Tali considerazioni (afferenti alla conclusione di un contratto - o alla pronuncia di una sentenza costitutiva - immediatamente traslativi del diritto di proprietà) incidono, sia pure indirettamente, sulla fattispecie in esame, concernente la validità di un contratto preliminare.

Con riguardo a tale schema negoziale, è consolidato l'orientamento secondo cui "la sanzione della nullità prevista dall'art. 40 della I. n. 47 del 1985 per i negozi relativi a immobili privi della necessaria concessione edificatoria trova applicazione ai soli contratti con effetti traslativi e non anche a quelli con efficacia obbligatoria, quale il preliminare di vendita, non soltanto in ragione del tenore letterale della norma, ma anche perché la dichiarazione di cui all'art. 40, comma 2, della medesima legge, in caso di immobili edificati anteriormente all'i settembre 1967, o il rilascio della concessione in sanatoria possono intervenire successivamente al contratto preliminare (..)".

Dichiarazione di conformità mendace

L'acquirente sottolinea pure che con scrittura integrativa al preliminare, le parti si sarebbero accordate nel non procedere alla sanatoria, ripromettendosi di dichiarare, in sede di stipula del contratto definitivo, che il bene non presentava irregolarità dal punto di vista urbanistico-edilizio.
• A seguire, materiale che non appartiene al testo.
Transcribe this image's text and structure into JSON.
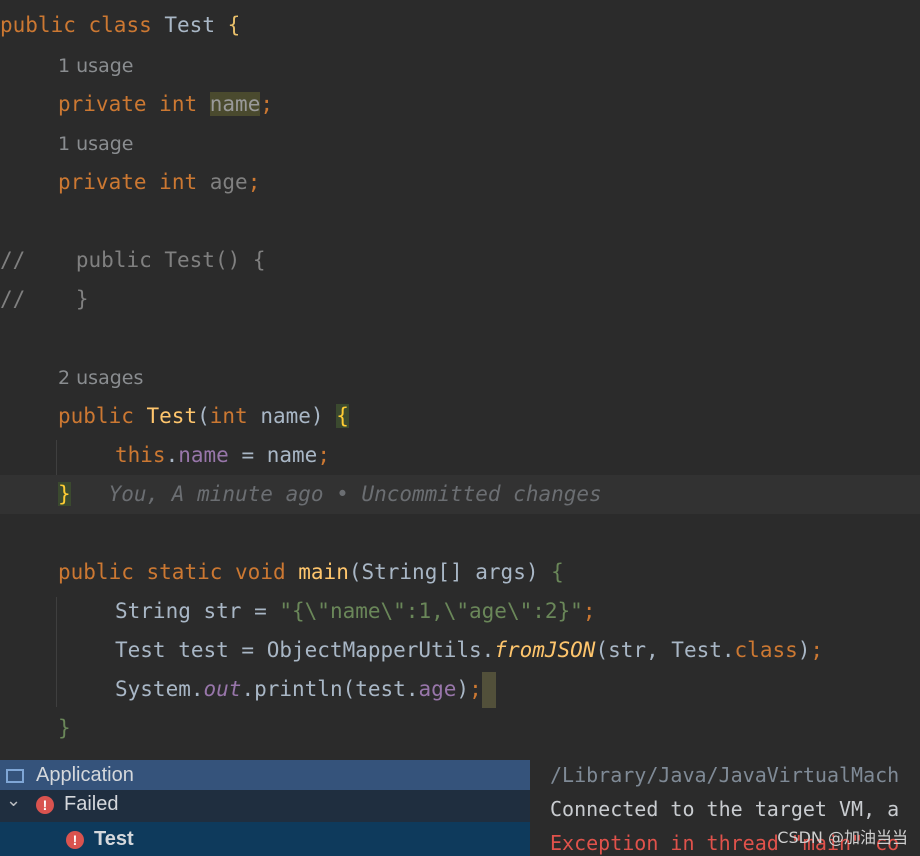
{
  "editor": {
    "class_decl": {
      "kw1": "public",
      "kw2": "class",
      "name": "Test",
      "brace": "{"
    },
    "usage_1": "1 usage",
    "field_name": {
      "kw1": "private",
      "kw2": "int",
      "name": "name",
      "semi": ";"
    },
    "usage_2": "1 usage",
    "field_age": {
      "kw1": "private",
      "kw2": "int",
      "name": "age",
      "semi": ";"
    },
    "commented_ctor_1": {
      "marker": "//",
      "code": "public Test() {"
    },
    "commented_ctor_2": {
      "marker": "//",
      "code": "}"
    },
    "usage_3": "2 usages",
    "ctor": {
      "kw1": "public",
      "name": "Test",
      "open": "(",
      "type": "int",
      "param": " name",
      "close": ")",
      "brace": "{"
    },
    "ctor_body": {
      "this": "this",
      "dot": ".",
      "field": "name",
      "rest": " = name",
      "semi": ";"
    },
    "ctor_close": {
      "brace": "}",
      "blame": "You, A minute ago • Uncommitted changes"
    },
    "main_decl": {
      "kw1": "public",
      "kw2": "static",
      "kw3": "void",
      "name": "main",
      "params": "(String[] args)",
      "brace": "{"
    },
    "main_line_1": {
      "decl": "String str = ",
      "str": "\"{\\\"name\\\":1,\\\"age\\\":2}\"",
      "semi": ";"
    },
    "main_line_2": {
      "decl": "Test test = ObjectMapperUtils.",
      "method": "fromJSON",
      "args": "(str, Test.",
      "cls": "class",
      "close": ")",
      "semi": ";"
    },
    "main_line_3": {
      "obj": "System.",
      "out": "out",
      "call": ".println(test.",
      "field": "age",
      "close": ")",
      "semi": ";"
    },
    "main_close": "}"
  },
  "run_panel": {
    "tree": {
      "root": "Application",
      "failed": "Failed",
      "test": "Test",
      "expand_glyph": "⌄",
      "error_glyph": "!"
    },
    "console": {
      "line_1": "/Library/Java/JavaVirtualMach",
      "line_2": "Connected to the target VM, a",
      "line_3": "Exception in thread \"main\" co"
    }
  },
  "watermark": "CSDN @加油当当",
  "colors": {
    "background": "#2b2b2b",
    "keyword": "#cc7832",
    "field": "#9876aa",
    "string": "#6a8759",
    "error": "#d9534f",
    "tree_bg": "#1f2e3f"
  }
}
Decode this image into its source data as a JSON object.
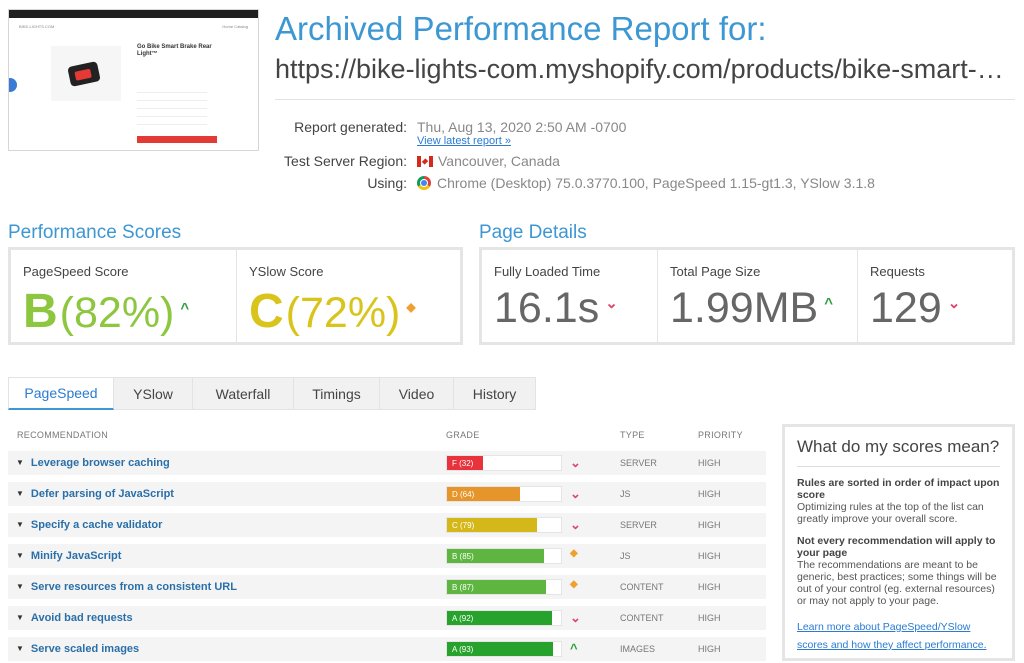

Secondo il ricorrente, tale aspetto renderebbe il contratto preliminare nullo per impossibilità dell'oggetto, ovvero per illiceità della causa concreta.

Secondo gli ermellini, però, l'eventuale falso relativo alla conformità del bene non riguarda, infatti, l'esistenza (non in discussione) della concessione edilizia, e tanto basta per garantire la circolazione giuridica del bene stesso.

Conformità catastale

Altro motivo di ricorso riguarda la mancata allegazione delle planimetrie. Secondo la Cassazione le indicazioni circa la c.d. conformità catastale oggettiva, ovvero l'identificazione catastale del bene, il riferimento alle planimetrie depositate in catasto, la dichiarazione o attestazione di conformità dei dati catastali e delle planimetrie allo stato di fatto, previste dall'art. 29, comma 1 bis, della I. n. 52 del 1985, aggiunto dall'art. 19, comma 14, del d.l. n. 78 del 2010 convertito, con modificazioni, dalla I. n. 122 del 2010, a pena di nullità del contratto di trasferimento immobiliare, devono sussistere, quali condizioni dell'azione, nel giudizio di trasferimento giudiziale della proprietà degli immobili mediante sentenza emessa ai sensi dell'articolo 2932 c.c., anche in relazione ai processi instaurati prima dell'entrata in vigore del d.l. n. 78 del 2010.

Tale prescrizione non riguarda un contratto avente effetti meramente obbligatori, come del resto esplicitato nella motivazione della pronuncia appena citata, dove si legge: "la disposizione introdotta dall' articolo 19, comma 14, di tale decreto riguarda i contratti traslativi e non i contratti ad effetti obbligatori, come fatto palese dalla lettera della legge, che contempla esclusivamente «gli atti pubblici e le scritture private autenticate tra vivi aventi ad oggetto il trasferimento, la costituzione o lo scioglimento di comunione di diritti reali».